In [1]:
# KorQuAD데이터셋을 활용해 Generation-based MRC를 이해하고 huggingface 라이브러리를 활용해 데이터 전치리와 모델 학습 및 평가

# 필요한 패키지 설치

In [2]:
!pip install datasets
!pip install transformers
!pip install sentencepiece
!pip install evaluate
!pip install nltk



In [3]:
from datasets import load_dataset
from evaluate import load
import nltk
nltk.download('punkt_tab')
nltk.download('punkt')

dataset = load_dataset("squad_kor_v1")
metrics = load("squad")

[nltk_data] Downloading package punkt_tab to /root/nltk_data...
[nltk_data]   Package punkt_tab is already up-to-date!
[nltk_data] Downloading package punkt to /root/nltk_data...
[nltk_data]   Package punkt is already up-to-date!
The secret `HF_TOKEN` does not exist in your Colab secrets.
To authenticate with the Hugging Face Hub, create a token in your settings tab (https://huggingface.co/settings/tokens), set it as secret in your Google Colab and restart your session.
You will be able to reuse this secret in all of your notebooks.
Please note that authentication is recommended but still optional to access public models or datasets.

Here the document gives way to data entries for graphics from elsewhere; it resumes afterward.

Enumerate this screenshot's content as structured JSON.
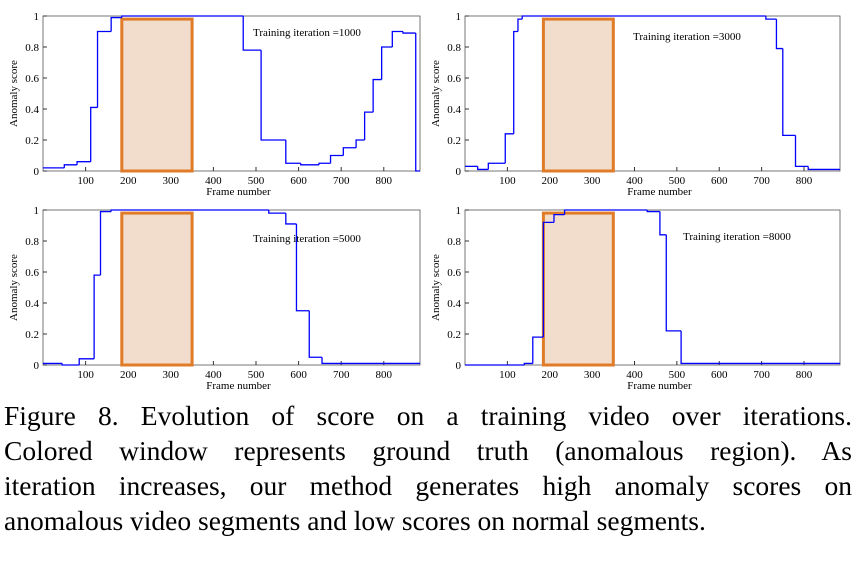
{
  "chart_data": [
    {
      "type": "step",
      "annotation": "Training iteration =1000",
      "x_label": "Frame number",
      "y_label": "Anomaly score",
      "xlim": [
        0,
        885
      ],
      "ylim": [
        0,
        1
      ],
      "xticks": [
        100,
        200,
        300,
        400,
        500,
        600,
        700,
        800
      ],
      "yticks": [
        0,
        0.2,
        0.4,
        0.6,
        0.8,
        1
      ],
      "color": "#0000ff",
      "window_x": [
        185,
        350
      ],
      "window_y": [
        0,
        0.98
      ],
      "window_color": "#e07b28",
      "window_fill": "#f2dccb",
      "x": [
        0,
        50,
        80,
        112,
        128,
        160,
        185,
        470,
        512,
        570,
        605,
        648,
        675,
        705,
        735,
        755,
        775,
        795,
        820,
        845,
        875
      ],
      "values": [
        0.02,
        0.04,
        0.06,
        0.41,
        0.9,
        0.99,
        1,
        0.78,
        0.2,
        0.05,
        0.04,
        0.05,
        0.1,
        0.15,
        0.2,
        0.38,
        0.59,
        0.8,
        0.9,
        0.89,
        0
      ]
    },
    {
      "type": "step",
      "annotation": "Training iteration =3000",
      "x_label": "Frame number",
      "y_label": "Anomaly score",
      "xlim": [
        0,
        885
      ],
      "ylim": [
        0,
        1
      ],
      "xticks": [
        100,
        200,
        300,
        400,
        500,
        600,
        700,
        800
      ],
      "yticks": [
        0,
        0.2,
        0.4,
        0.6,
        0.8,
        1
      ],
      "color": "#0000ff",
      "window_x": [
        185,
        350
      ],
      "window_y": [
        0,
        0.98
      ],
      "window_color": "#e07b28",
      "window_fill": "#f2dccb",
      "x": [
        0,
        30,
        55,
        95,
        115,
        125,
        135,
        710,
        735,
        750,
        780,
        810
      ],
      "values": [
        0.03,
        0.01,
        0.05,
        0.24,
        0.9,
        0.98,
        1,
        0.98,
        0.79,
        0.23,
        0.03,
        0.01
      ]
    },
    {
      "type": "step",
      "annotation": "Training iteration =5000",
      "x_label": "Frame number",
      "y_label": "Anomaly score",
      "xlim": [
        0,
        885
      ],
      "ylim": [
        0,
        1
      ],
      "xticks": [
        100,
        200,
        300,
        400,
        500,
        600,
        700,
        800
      ],
      "yticks": [
        0,
        0.2,
        0.4,
        0.6,
        0.8,
        1
      ],
      "color": "#0000ff",
      "window_x": [
        185,
        350
      ],
      "window_y": [
        0,
        0.98
      ],
      "window_color": "#e07b28",
      "window_fill": "#f2dccb",
      "x": [
        0,
        45,
        85,
        120,
        135,
        160,
        530,
        570,
        595,
        625,
        655
      ],
      "values": [
        0.01,
        0,
        0.04,
        0.58,
        0.99,
        1,
        0.98,
        0.91,
        0.35,
        0.05,
        0.01
      ]
    },
    {
      "type": "step",
      "annotation": "Training iteration =8000",
      "x_label": "Frame number",
      "y_label": "Anomaly score",
      "xlim": [
        0,
        885
      ],
      "ylim": [
        0,
        1
      ],
      "xticks": [
        100,
        200,
        300,
        400,
        500,
        600,
        700,
        800
      ],
      "yticks": [
        0,
        0.2,
        0.4,
        0.6,
        0.8,
        1
      ],
      "color": "#0000ff",
      "window_x": [
        185,
        350
      ],
      "window_y": [
        0,
        0.98
      ],
      "window_color": "#e07b28",
      "window_fill": "#f2dccb",
      "x": [
        0,
        140,
        160,
        185,
        210,
        235,
        430,
        460,
        475,
        510
      ],
      "values": [
        0,
        0.01,
        0.18,
        0.92,
        0.97,
        1,
        0.99,
        0.84,
        0.22,
        0.01
      ]
    }
  ],
  "caption": {
    "lines": [
      "Figure 8. Evolution of score on a training video over iterations.",
      "Colored window represents ground truth (anomalous region).  As",
      "iteration increases, our method generates high anomaly scores on",
      "anomalous video segments and low scores on normal segments."
    ]
  }
}
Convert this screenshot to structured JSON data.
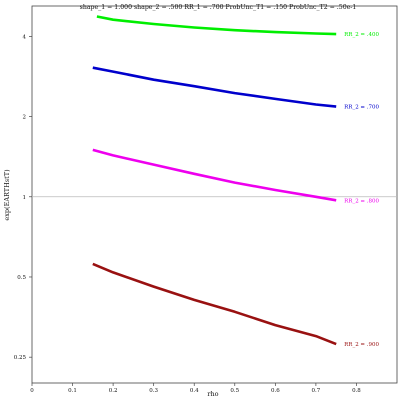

# Pre-trained 모델 및 토크나이저 불러오기

eneration-based MRC에서 사용하게될 모델은 Extraction-based MRC와는 다르게 T5 모델을 활용

T5 모델은 Seq2Seq모델이고 Text를 입력으로 받아서 Text를 출력하는 모델

In [4]:
from transformers import (
    AutoConfig,
    AutoModelForSeq2SeqLM,
    AutoTokenizer
)

In [45]:
model_name = "google/mt5-small"

In [46]:
config = AutoConfig.from_pretrained(
    model_name,
    cache_dir=None,
)
tokenizer = AutoTokenizer.from_pretrained(
    model_name,
    cache_dir=None,
    use_fast=True,
)
model = AutoModelForSeq2SeqLM.from_pretrained(
    model_name,
    config=config,
    cache_dir=None,
)



In [47]:
max_source_length = 1024
max_target_length = 128
padding = False
preprocessing_num_workers = 12
num_beams = 2
max_train_samples = 16
max_val_samples = 16
num_train_epochs = 3

# 전처리하기

T5의 Text-to-Text format을 위한 전처리 함수

In [48]:
def preprocess_function(examples):
    inputs = [f'question: {q}  context: {c} </s>' for q, c in zip(examples['question'], examples['context'])]
    targets = [f'{a["text"][0]} </s>' for a in examples['answers']]
    model_inputs = tokenizer(inputs, max_length=max_source_length, padding=padding, truncation=True)

# Setup the tokenizer for targets
    with tokenizer.as_target_tokenizer():
        labels = tokenizer(targets, max_length=max_target_length, padding=padding, truncation=True)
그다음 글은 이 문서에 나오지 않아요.